Domingo, 28 de febrero de 2010 | Hoy
VERANO12 › “OPERACION MASACRE”, DE RODOLFO WALSH
Por Alan Pauls
Un muerto que habla. Esa evidencia extraña, inverosímil, “apta para todas las incredulidades”, es lo que compele a Walsh a escribir, veinte años antes de que lo acorrale el cerco militar de Videla y Cía., Operación masacre, el libro que funda y pone en marcha el sistema de (no)ficción con el que liquidará el realismo (y sobre todo el realismo “de izquierda”).

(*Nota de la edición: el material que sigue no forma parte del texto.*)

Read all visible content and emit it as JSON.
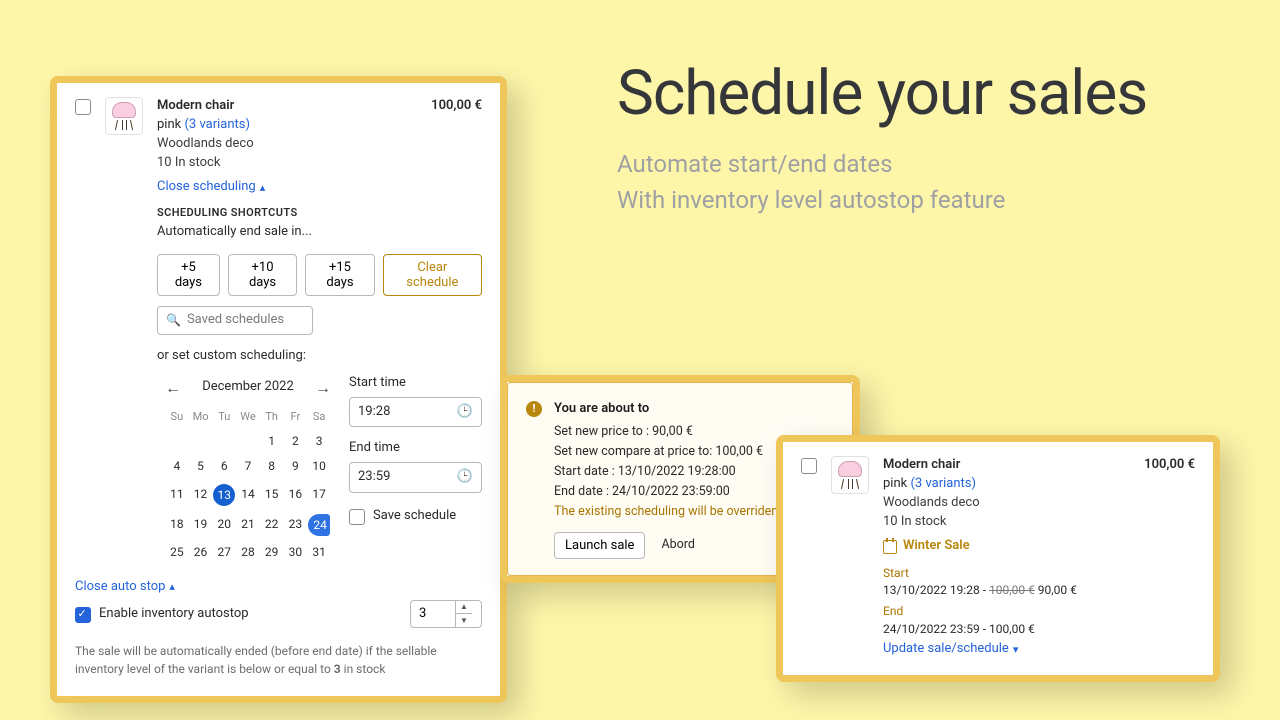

Corre 1956, época dura para los peronistas pero no para Walsh, que tiene 29 años y pocas urgencias. Escribe cuentos policiales, lee literatura fantástica, planea una “novela seria”, juega al ajedrez. Hasta que una noche asfixiante de verano, seis meses después del alzamiento fallido de Valle y la carnicería de José León Suárez, alguien le dice: “Hay un fusilado que vive”. No es pues exactamente “la realidad”, como se dice a menudo, la que lo arranca de su confortable ecosistema pequeñoburgués y lo arroja a la arena de una sociedad irrigada por la violencia: es más bien esa frase descabellada, cien por ciento literaria, digna de Poe o de Lovecraft, que toma el libro por asalto y empieza a multiplicarse en una extraña legión de espectros fantásticos, enterrados vivos, hombres-lombriz que viven bajo tierra, muertos que respiran... El muerto que habla entonces, que testimonia, es Livraga: Walsh, que está “afuera” porque no es peronista, es el que denuncia. Hay que decir, piensa Walsh frente a ese zombi desfigurado por los tiros: Livraga tiene que decir lo que vio, lo que vivió, lo que sabe; y Walsh tiene que decir lo que le diga Livraga. Pero lo interesante del caso –lo que demuestra hasta qué punto el muerto que habla es la encarnación del decir en todo Walsh, y no sólo en sus últimos textos– es que el imperativo lo afecta, lo cambia, lo hace pasar de la figura del que denuncia a la del que testimonia, y de ahí, fatalmente, a la del que testamenta; es decir: el que habla estando ya de algún modo muerto. “Hay que decir”, piensa Walsh, y la compulsión lo identifica con Livraga, lo obliga a volverse zombi él también, a desaparecer bajo tierra o, lo que es más o menos lo mismo, a ser otro. “Ahora (...) abandonaré mi casa y mi trabajo, me llamaré Francisco Freyre, tendré una cédula falsa con ese nombre, un amigo me prestará una casa en el Tigre, durante dos meses viviré en un helado rancho de Merlo, llevaré conmigo un revólver...”. En 1956 Walsh ya es el muerto que habla que será en 1976.